Effect of minocycline on the number of microglia in the pericallosal white matter (WM) in P6 rats following UCL/hypoxia at 96 h. CD-68 staining shows decreased number of CD-68+ cells in minocycline-treated rats in comparison with vehicle-treated controls ipsilateral to UCL. (A) WM of vehicle-treated animal ipsilateral to UCL. (B) WM of vehicle-treated animal contralateral to UCL. (C) WM of minocycline-treated animal ipsilateral to UCL. (D) WM of minocycline-treated animal contralateral to UCL. Scale bar, 100 μm.

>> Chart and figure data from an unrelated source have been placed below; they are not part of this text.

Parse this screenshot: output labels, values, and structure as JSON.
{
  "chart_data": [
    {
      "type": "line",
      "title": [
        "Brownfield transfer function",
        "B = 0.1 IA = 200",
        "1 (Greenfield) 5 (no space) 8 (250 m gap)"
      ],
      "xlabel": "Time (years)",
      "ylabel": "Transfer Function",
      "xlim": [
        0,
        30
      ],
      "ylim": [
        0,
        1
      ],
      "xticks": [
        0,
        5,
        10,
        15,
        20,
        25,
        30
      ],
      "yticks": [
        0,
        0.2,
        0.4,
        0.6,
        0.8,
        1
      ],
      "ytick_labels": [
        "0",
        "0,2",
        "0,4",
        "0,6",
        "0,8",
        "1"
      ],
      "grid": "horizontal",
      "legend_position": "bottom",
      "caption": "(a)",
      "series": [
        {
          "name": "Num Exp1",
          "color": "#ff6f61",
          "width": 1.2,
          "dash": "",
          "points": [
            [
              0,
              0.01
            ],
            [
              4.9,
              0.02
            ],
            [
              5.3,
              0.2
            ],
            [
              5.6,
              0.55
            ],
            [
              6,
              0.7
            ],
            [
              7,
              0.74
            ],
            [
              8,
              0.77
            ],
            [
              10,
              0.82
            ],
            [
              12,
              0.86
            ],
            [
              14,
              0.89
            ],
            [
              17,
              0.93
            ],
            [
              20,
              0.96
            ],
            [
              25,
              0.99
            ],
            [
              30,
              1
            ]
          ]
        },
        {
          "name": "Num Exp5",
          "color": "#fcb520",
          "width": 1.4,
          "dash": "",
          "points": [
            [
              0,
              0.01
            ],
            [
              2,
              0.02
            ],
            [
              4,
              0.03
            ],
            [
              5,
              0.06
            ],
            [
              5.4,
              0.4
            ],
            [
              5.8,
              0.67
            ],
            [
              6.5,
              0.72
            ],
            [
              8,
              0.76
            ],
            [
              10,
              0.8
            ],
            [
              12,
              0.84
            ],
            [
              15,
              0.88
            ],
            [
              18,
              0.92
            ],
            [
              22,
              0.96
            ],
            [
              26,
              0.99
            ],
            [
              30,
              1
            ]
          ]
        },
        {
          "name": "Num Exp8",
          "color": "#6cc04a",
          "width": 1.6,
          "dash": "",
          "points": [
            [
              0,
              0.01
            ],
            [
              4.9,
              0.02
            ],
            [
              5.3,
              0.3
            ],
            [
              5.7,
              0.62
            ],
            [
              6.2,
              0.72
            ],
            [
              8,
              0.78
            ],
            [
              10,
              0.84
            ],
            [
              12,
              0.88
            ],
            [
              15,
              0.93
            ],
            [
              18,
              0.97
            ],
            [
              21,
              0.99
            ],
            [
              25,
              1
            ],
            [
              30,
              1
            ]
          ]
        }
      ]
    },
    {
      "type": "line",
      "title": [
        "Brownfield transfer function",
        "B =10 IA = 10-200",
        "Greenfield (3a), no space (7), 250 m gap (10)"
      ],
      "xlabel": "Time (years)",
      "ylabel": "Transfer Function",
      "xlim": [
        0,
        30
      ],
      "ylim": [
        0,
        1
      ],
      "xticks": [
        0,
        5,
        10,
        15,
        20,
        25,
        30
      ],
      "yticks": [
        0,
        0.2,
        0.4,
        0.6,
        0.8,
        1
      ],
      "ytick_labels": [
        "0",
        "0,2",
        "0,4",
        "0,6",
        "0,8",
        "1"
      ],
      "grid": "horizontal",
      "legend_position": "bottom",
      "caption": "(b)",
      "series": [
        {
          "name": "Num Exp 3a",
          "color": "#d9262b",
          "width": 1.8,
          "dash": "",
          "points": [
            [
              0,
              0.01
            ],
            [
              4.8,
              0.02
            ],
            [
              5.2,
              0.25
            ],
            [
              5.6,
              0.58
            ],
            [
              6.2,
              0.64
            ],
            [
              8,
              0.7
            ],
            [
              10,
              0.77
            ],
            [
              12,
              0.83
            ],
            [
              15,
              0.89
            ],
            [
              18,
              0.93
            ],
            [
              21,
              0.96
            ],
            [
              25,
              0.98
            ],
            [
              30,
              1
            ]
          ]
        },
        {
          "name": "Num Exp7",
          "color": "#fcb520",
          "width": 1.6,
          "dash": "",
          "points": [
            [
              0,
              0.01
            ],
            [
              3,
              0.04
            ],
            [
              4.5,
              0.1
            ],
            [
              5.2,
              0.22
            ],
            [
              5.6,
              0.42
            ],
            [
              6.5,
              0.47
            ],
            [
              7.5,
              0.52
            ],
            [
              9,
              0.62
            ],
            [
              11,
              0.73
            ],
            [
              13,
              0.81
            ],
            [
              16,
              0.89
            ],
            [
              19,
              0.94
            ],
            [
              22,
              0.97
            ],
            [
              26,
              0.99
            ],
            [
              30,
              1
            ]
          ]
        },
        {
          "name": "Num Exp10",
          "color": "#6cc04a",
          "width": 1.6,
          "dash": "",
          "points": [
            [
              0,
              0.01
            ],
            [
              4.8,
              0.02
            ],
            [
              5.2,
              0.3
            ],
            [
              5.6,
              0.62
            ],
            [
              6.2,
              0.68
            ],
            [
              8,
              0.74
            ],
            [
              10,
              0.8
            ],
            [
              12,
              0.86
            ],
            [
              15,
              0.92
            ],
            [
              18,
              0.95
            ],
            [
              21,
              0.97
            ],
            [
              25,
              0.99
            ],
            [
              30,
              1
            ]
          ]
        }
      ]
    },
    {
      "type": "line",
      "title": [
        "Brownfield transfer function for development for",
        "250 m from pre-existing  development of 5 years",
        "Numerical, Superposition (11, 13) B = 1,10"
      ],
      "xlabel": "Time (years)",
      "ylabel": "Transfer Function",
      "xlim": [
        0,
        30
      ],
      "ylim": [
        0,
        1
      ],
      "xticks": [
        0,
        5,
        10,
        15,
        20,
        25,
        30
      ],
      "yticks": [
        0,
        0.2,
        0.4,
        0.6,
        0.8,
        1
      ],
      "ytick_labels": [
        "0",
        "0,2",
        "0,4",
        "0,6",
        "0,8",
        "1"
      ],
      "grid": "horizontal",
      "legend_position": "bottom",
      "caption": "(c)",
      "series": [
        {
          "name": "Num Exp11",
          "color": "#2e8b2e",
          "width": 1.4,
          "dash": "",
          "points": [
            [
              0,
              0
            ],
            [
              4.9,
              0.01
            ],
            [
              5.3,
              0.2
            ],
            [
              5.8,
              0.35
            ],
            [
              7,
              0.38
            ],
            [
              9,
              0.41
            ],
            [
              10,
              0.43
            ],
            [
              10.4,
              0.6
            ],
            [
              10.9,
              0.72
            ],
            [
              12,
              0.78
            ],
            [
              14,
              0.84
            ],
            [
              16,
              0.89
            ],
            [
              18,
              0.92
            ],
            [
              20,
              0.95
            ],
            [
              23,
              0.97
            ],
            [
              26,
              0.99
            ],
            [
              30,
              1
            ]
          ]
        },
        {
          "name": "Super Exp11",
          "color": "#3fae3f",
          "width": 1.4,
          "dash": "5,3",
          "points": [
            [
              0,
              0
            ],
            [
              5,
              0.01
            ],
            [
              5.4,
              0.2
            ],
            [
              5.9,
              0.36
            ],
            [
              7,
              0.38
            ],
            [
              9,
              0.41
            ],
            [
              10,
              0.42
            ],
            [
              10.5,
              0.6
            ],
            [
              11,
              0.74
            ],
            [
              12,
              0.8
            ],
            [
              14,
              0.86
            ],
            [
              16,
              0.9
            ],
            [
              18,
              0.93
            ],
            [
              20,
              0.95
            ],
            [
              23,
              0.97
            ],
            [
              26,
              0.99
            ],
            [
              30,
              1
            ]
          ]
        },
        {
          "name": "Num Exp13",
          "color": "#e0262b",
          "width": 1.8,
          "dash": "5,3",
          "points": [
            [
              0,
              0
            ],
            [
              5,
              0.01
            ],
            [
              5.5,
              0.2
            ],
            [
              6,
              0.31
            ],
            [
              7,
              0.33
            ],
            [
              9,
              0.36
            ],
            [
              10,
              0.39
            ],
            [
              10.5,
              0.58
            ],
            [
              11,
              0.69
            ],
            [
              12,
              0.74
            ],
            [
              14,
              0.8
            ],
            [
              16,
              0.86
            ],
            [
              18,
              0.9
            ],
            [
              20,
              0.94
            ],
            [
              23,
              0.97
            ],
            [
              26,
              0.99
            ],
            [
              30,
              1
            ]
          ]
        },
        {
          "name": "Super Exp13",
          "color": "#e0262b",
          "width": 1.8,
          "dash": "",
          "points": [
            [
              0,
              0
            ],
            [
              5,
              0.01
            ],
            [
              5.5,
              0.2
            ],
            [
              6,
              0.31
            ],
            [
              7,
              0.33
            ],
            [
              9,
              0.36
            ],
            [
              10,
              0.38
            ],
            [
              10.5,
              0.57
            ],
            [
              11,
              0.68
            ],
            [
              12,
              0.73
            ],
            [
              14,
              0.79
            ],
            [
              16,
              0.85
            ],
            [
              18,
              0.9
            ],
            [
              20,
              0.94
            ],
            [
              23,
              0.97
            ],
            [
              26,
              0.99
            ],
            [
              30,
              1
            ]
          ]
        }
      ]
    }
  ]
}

P6, post-natal day 6; PBS, phosphate buffered saline; UCL, unilateral carotid artery ligation.

Figure 5

Effect of minocycline on the number of CD-68-positive cells in the pericallosal white matter (WM) of P6 rats following UCL/hypoxia at 96 h. Results are shown as means ± SEM of CD-68+ count in brains of: minocycline-treated (n = 16) rats ipsilateral (IL-Minocycline) and contralateral (CL-Minocycline) to UCL; vehicle (PBS)-treated (n = 15) rats ipsilateral (IL-PBS) and contralateral (CL-PBS) to UCL; and healthy controls (n= 6). NS, not significant; P6, post-natal day 6; PBS, phosphate buffered saline; SEM, standard error of the mean; UCL, unilateral carotid artery ligation.

Figure 6

Effect of minocycline on the number of CD-74 (MHC II)-positive cells in the pericallosal white matter (WM) in P6 rats following UCL/hypoxia at 96 h. CD-74 staining shows decreased number of CD-74+ cells in minocycline-treated rats in comparison with vehicle-treated controls ipsilateral to UCL. (A) WM of vehicle-treated animal ipsilateral to UCL. (B) WM of vehicle-treated animal contralateral to UCL. (C) WM of minocycline-treated animal ipsilateral to UCL. (D) WM of minocycline-treated animal contralateral to UCL. Scale bar, 100 μm. MBP, myelin basic protein; P6, post-natal day 6; PBS, phosphate buffered saline; UCL, unilateral carotid artery ligation.